O terceiro exemplo chega mais próximo ao assunto do blog. O altruísmo eficaz, que incentiva a doação de parte da nossa renda para acabar com a pobreza, advoga, principalmente, dois estilos de vida opostos. Um deles é o 'ganhar para doar' (earning to give), no qual se incentiva os altruístas a seguirem carreiras altamente lucrativas (como tecnologia, advocacia ou o mercado financeiro) para terem muito o que doar. A crítica de índole abstinente a esta opção é que, muitas vezes, estes empregos parecem estar diretamente relacionados com a criação de desigualdade no planeta. Porém, a contrarresposta também é pertinente. O fato de que um altruísta eficaz vai ocupar aquele cargo retira um inescrupuloso de uma posição importante e pode contribuir para a mudança na ordem mundial.
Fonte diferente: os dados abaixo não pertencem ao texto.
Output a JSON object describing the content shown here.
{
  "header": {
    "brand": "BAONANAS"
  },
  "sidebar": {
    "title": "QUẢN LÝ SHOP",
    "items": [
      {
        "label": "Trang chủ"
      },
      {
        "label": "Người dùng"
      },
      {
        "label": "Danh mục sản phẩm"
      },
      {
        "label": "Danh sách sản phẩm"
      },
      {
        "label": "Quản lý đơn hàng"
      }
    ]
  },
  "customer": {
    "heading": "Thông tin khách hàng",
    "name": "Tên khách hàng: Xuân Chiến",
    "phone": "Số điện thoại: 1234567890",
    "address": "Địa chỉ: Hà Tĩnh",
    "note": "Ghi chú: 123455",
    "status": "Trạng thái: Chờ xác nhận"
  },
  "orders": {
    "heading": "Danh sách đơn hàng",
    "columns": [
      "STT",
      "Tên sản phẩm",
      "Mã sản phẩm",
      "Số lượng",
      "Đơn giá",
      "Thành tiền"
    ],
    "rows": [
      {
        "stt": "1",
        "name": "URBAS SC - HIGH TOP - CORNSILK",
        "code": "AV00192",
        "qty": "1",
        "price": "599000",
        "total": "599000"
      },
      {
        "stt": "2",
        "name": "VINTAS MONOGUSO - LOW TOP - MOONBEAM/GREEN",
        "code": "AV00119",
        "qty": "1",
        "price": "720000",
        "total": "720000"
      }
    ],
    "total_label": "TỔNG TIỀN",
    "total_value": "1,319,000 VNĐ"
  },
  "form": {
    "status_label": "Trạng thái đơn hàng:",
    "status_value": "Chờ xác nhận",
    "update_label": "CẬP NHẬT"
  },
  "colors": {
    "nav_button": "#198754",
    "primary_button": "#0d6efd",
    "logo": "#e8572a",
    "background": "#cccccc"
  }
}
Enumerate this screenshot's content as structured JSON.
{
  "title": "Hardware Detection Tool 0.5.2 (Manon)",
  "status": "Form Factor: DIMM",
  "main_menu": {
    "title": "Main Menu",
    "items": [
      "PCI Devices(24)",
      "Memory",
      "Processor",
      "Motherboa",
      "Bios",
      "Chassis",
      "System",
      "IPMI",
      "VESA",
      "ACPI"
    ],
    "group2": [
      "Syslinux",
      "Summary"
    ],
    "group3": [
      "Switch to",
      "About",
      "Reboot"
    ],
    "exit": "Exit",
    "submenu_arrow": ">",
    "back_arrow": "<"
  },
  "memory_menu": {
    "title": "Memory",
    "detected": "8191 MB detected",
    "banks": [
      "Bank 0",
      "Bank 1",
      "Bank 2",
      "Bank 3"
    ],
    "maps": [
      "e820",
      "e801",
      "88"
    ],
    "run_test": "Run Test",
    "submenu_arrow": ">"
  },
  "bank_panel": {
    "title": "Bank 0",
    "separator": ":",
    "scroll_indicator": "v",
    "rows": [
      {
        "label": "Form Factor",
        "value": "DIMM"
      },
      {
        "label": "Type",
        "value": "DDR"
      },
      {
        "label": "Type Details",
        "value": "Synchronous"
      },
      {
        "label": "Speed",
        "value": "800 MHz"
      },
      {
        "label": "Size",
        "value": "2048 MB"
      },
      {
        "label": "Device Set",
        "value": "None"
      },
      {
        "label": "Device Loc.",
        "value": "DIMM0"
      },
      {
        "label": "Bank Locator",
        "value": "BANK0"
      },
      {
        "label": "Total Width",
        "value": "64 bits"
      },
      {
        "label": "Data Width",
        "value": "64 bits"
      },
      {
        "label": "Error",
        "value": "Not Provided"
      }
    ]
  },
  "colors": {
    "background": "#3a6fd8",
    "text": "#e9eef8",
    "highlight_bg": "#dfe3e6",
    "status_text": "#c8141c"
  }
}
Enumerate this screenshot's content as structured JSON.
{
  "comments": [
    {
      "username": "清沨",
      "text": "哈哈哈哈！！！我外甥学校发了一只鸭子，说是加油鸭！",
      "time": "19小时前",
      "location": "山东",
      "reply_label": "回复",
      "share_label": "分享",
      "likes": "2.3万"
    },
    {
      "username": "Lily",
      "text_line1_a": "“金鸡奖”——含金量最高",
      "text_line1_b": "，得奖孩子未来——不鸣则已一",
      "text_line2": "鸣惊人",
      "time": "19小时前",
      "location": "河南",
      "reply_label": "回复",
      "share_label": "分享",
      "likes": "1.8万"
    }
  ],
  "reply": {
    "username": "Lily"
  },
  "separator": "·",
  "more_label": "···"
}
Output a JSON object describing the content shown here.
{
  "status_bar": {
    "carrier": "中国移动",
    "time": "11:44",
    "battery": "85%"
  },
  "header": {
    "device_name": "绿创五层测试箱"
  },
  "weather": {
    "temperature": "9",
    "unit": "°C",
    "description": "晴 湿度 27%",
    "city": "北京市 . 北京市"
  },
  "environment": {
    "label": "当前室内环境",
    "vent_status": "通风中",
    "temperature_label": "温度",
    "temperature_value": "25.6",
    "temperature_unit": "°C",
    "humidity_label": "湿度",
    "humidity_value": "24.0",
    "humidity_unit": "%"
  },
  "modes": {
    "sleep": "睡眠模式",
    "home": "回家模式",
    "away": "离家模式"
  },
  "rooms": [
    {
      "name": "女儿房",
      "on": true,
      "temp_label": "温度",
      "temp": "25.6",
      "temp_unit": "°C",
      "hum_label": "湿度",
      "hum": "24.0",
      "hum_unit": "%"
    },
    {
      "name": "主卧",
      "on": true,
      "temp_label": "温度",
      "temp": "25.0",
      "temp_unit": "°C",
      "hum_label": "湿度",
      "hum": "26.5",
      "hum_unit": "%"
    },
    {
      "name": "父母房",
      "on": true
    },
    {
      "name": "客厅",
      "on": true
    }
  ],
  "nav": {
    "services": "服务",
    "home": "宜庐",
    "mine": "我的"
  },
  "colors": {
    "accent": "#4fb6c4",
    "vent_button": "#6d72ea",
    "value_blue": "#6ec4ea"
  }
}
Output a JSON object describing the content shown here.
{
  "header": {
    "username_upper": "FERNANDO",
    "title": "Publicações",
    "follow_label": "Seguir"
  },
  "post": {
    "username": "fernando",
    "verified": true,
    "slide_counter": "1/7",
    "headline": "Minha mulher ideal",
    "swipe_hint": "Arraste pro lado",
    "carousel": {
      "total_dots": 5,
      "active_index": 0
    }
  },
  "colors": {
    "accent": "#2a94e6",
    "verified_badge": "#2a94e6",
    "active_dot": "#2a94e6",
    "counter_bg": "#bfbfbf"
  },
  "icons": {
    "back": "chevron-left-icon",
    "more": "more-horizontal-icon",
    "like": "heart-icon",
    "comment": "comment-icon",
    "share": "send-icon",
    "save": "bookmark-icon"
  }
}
A outra opção de estilo de vida é o 'poupar para doar' (not-spending to give). Nesse caso, a opção é por um estilo de vista bem simples que permita, mesmo com um salário moderado, que uma quantia relevante seja doada. A oposição imersiva a esta opção é que a quantia doada será muito menor. Um poupador que doa 90% do seu ganho, normalmente, vai doar menos, em absoluto, que um ganhador que doe 20% do seu salário. Em vista dos benefícios que a ajuda humanitária causa, esta diferença não pode ser ignorada. A resposta imersiva a isto é que os trabalhos mal remunerados, normalmente, são estratégicos para a formação de opinião pública (professores, pesquisadores e etc.). Assim, ao convencerem um grande número de pessoas a aceitarem o altruísmo eficaz, eles podem aumentar o impacto da sua atuação.

Soluções para vários problemas podem ser pensados nesse paradigma. Por exemplo, solucionar o problema das mortes no trânsito inventando carros que se auto-dirigem ou com políticas que incentivem os humanos a abandonarem comportamentos arriscados. Resolver o aquecimento global com soluções engenhosas como uma camada de ozônio artificialmente criada ou com abandono de comportamentos que geram externalidades muito altas como viagens aéreas ou uma dieta carnívora. Curar a malária inventando uma vacina ou usando redes para impedir o contato com o mosquito. A dificuldade é que se pensarmos em um mundo de recursos escassos as duas estratégias competem. Por exemplo, o dinheiro gasto na pesquisa  de uma vacina poderia ser usado na compra de redes. A pesquisa é uma aposta que pode não dar em nada ou pode gerar uma solução definitiva. As redes, opção conservadora, tem resultado positivo e imediato, fácil de mensurar, mas limitado. A tendência, se pensarmos na humanidade como um todo, é escolher um pouco dos dois e, talvez, sem termos consciência disso (já que no nível do indivíduo cada um tem uma preferência), esta não-radicalidade provocada pela união de ideais radicalmente opostas, seja a melhor alternativa mesmo.

Não tenho resposta para escolher um ou outro, mas não acho que seja um caso de suspender o julgamento com a premissa de que um não faz mais bem ou mal do que o outro. Se popularidade for um bom indício, o ganhar para doar é o responsável pela maior atenção da mídia ao altruísmo eficaz. Por enquanto, eu sigo no poupar para doar, mas admito que é muito mais porque se adequa ao meu tipo de personalidade do que quaisquer outras, das muitas, explicações racionalizantes que eu possa usar para me justificar. Entre estas, as mais convincentes, atualmente, são a ecológica e ideológica. Tento deixar a menor marca de carbono possível na terra e também evito participar de relações mercantis que contribuem para exploração de seres humanos e animais. Por exemplo, reduzi todos meus eletroeletrônicos para um laptop. Mas isso só é possível porque o laptop me serve de TV, som, leitor e editor de textos, telefone... O ponto é que muitos tiveram que aprofundar no problema para possibilitar minha simplificação. Minha dúvida, então, é se este é um daqueles casos em que a gente deve aproveitar as nossas forças ou deixar de ser refém delas.


*Agradeço ao José Oliveira, que (como sempre) fez comentários que me ajudam muito a melhorar o texto.